When you can’t sleep
Practice good sleep hygiene
If you’re tossing and turning at night, practicing sound sleep hygiene tips like the following may help:
- Put away the electronics. If you’re prone to doomscrolling on your phone in the middle of the night or watching Netflix in bed, you might consider banning electronics from your bedroom. Not only are these devices distracting, but
researchshows the blue light from your phone or tablet can disrupt the body’s production of the hormone melatonin, which can lead to insomnia.
- Exercise a few hours beforehand. Activities like walking, running, cycling, lifting weights, or doing yoga can make it easier for you to fall asleep at night. Just be sure to end your workout a few hours ahead of bedtime so the exciting hormones that build during exercise have time to flush out so you can wind down properly.
- Choose a new nighttime bev. Drinking alcohol or caffeine too close to bedtime makes it harder to fall asleep. Suppose you’re someone who enjoys a late-night espresso or chilled cocktail. In that case, you might consider ending your day with a cup of noncaffeinated tea or bubbly water instead.
Have a bedtime routine
Bedtime routines aren’t just for kids.
Maintain a comfortable atmosphere
When it comes to quality sleep, atmosphere matters. For starters, make sure your room is dark. Light of any sort tells the brain that it’s daytime, which not only makes it harder to stay asleep but can also derail the quality of your slumber.
To create a cozier atmosphere, you may want to make sure the temperature in your room is just right, too. While everyone has different preferences, the Sleep Foundation recommends keeping the temperature between 60 and 71 degrees.
One study measured the effectiveness of feet warming while sleeping in a cool bedroom environment and found that participants fell asleep 7.5 minutes faster and slept 32 minutes longer when wearing feet-warming bed socks.
If you’re someone who can’t fall asleep when it’s quiet, consider turning on an ambient noise machine.
Don’t force yourself to sleep
It seems as though the very moment you tell yourself “OK shut it off and go to sleep,” your mind starts spinning and anxiety arises, which only makes it harder to fall asleep.
If this happens to you, try not to force yourself to sleep. Instead, you might consider telling yourself to stay awake. Sleep experts call this practice “paradoxical intention,” and this reverse psychology trick may help you fall asleep faster.
When you oversleep during depression
If your feelings of helplessness, malaise, and despair are causing you to oversleep, you may be experiencing hypersomnia. While hypersomnia isn’t as common as insomnia, approximately 50% of people living with depression experience excessive sleepiness.

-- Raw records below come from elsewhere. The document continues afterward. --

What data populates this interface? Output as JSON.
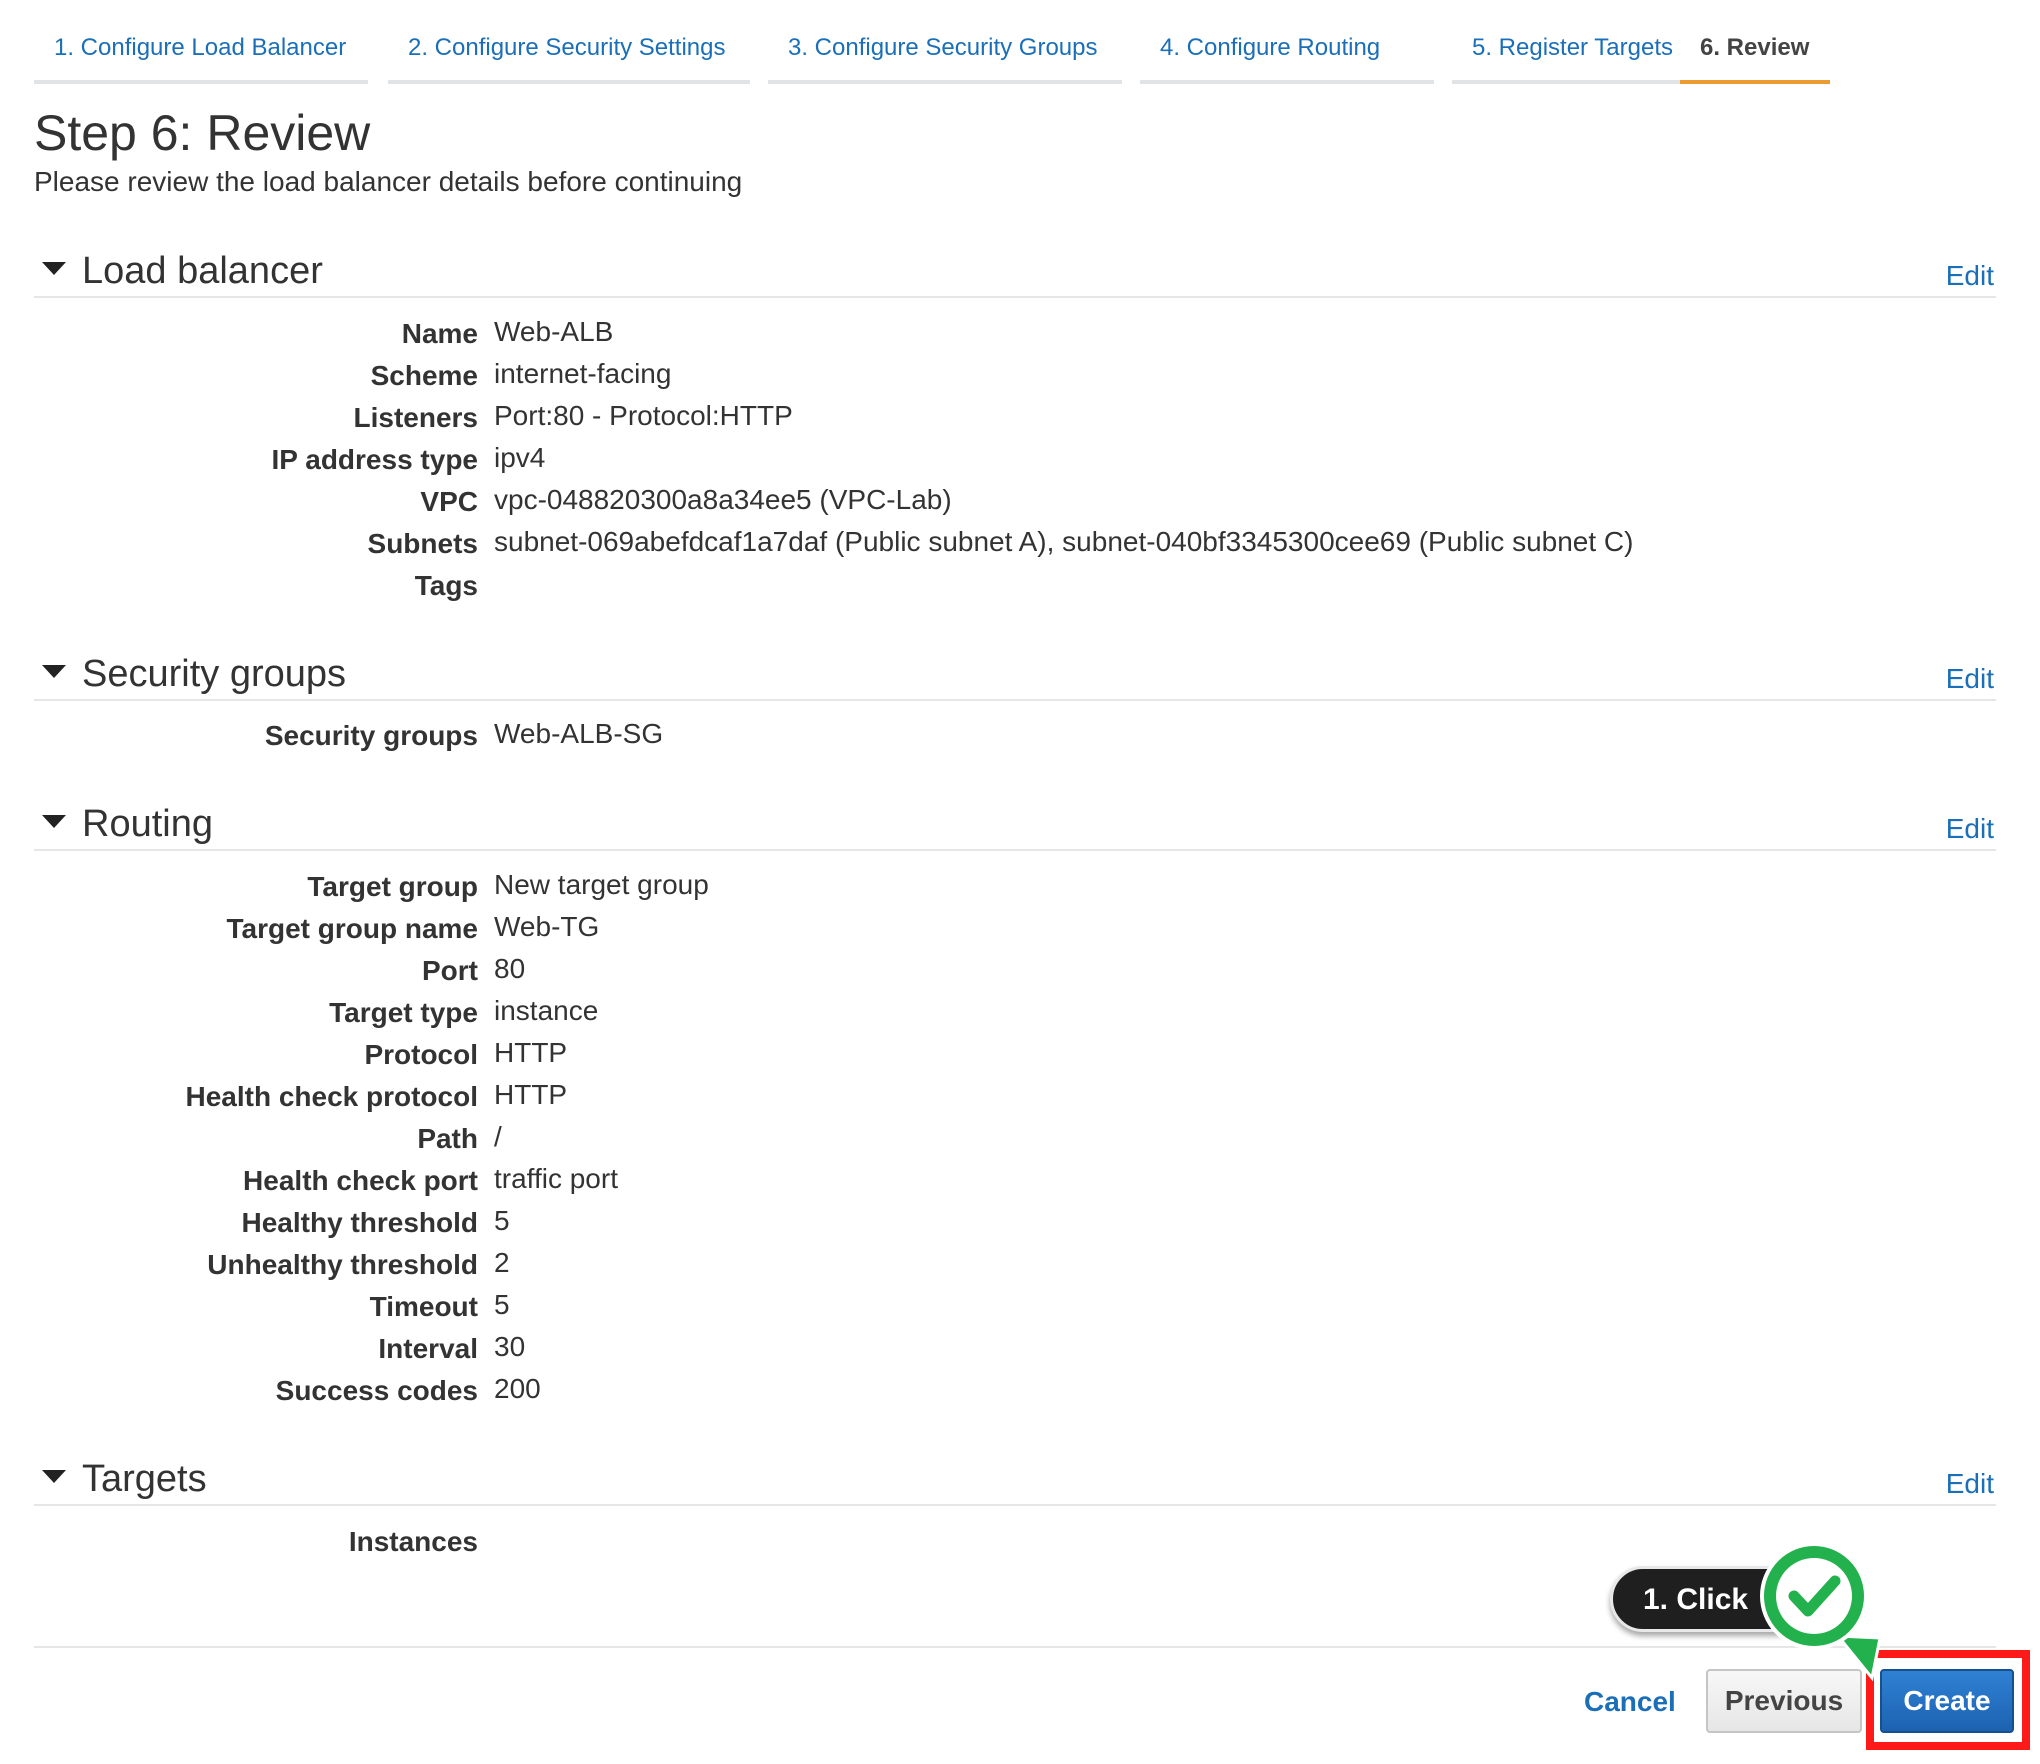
{
  "wizard": {
    "tabs": [
      {
        "label": "1. Configure Load Balancer"
      },
      {
        "label": "2. Configure Security Settings"
      },
      {
        "label": "3. Configure Security Groups"
      },
      {
        "label": "4. Configure Routing"
      },
      {
        "label": "5. Register Targets"
      },
      {
        "label": "6. Review"
      }
    ],
    "active_tab": 6
  },
  "page": {
    "title": "Step 6: Review",
    "subtitle": "Please review the load balancer details before continuing"
  },
  "sections": {
    "load_balancer": {
      "title": "Load balancer",
      "edit_label": "Edit",
      "rows": [
        {
          "key": "Name",
          "value": "Web-ALB"
        },
        {
          "key": "Scheme",
          "value": "internet-facing"
        },
        {
          "key": "Listeners",
          "value": "Port:80 - Protocol:HTTP"
        },
        {
          "key": "IP address type",
          "value": "ipv4"
        },
        {
          "key": "VPC",
          "value": "vpc-048820300a8a34ee5 (VPC-Lab)"
        },
        {
          "key": "Subnets",
          "value": "subnet-069abefdcaf1a7daf (Public subnet A), subnet-040bf3345300cee69 (Public subnet C)"
        },
        {
          "key": "Tags",
          "value": ""
        }
      ]
    },
    "security_groups": {
      "title": "Security groups",
      "edit_label": "Edit",
      "rows": [
        {
          "key": "Security groups",
          "value": "Web-ALB-SG"
        }
      ]
    },
    "routing": {
      "title": "Routing",
      "edit_label": "Edit",
      "rows": [
        {
          "key": "Target group",
          "value": "New target group"
        },
        {
          "key": "Target group name",
          "value": "Web-TG"
        },
        {
          "key": "Port",
          "value": "80"
        },
        {
          "key": "Target type",
          "value": "instance"
        },
        {
          "key": "Protocol",
          "value": "HTTP"
        },
        {
          "key": "Health check protocol",
          "value": "HTTP"
        },
        {
          "key": "Path",
          "value": "/"
        },
        {
          "key": "Health check port",
          "value": "traffic port"
        },
        {
          "key": "Healthy threshold",
          "value": "5"
        },
        {
          "key": "Unhealthy threshold",
          "value": "2"
        },
        {
          "key": "Timeout",
          "value": "5"
        },
        {
          "key": "Interval",
          "value": "30"
        },
        {
          "key": "Success codes",
          "value": "200"
        }
      ]
    },
    "targets": {
      "title": "Targets",
      "edit_label": "Edit",
      "rows": [
        {
          "key": "Instances",
          "value": ""
        }
      ]
    }
  },
  "footer": {
    "cancel_label": "Cancel",
    "previous_label": "Previous",
    "create_label": "Create"
  },
  "annotation": {
    "callout_text": "1. Click",
    "icon": "check-circle-icon"
  },
  "colors": {
    "link": "#1b6fb8",
    "active_tab_underline": "#ec9b2e",
    "primary_button": "#1d62b1",
    "highlight": "#ff1a1a",
    "check_green": "#22b14c"
  }
}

Here are some signs to look out for:
- sleeping for more than 7 to 9 hours each night
- sleeping through your alarm
- having trouble getting out of bed in the morning
- feeling groggy
- having difficulty concentrating
Most of us feel sluggish from time to time, but when hypersomnia becomes a pattern, it can be a sign of depression, especially among younger adults. In fact, research states that approximately 30% to 40% of people living with depression experience hypersomnia, according to research in the Journal of Affective Disorders.
Sleeping too much can worsen your symptoms. However, know that the tips we outlined above can help you improve hypersomnia, too.
If you’re experiencing symptoms of depression, know that you’re not alone. Insomnia and hypersomnia are common symptoms and can be treated with the help of a healthcare professional and by you, at home with a few routine adjustments.
Making small tweaks that work for your living space and needs during a depressive episode is doable. What’s most important is choosing the support that’s right for you. Just taking the first step is an act of courage.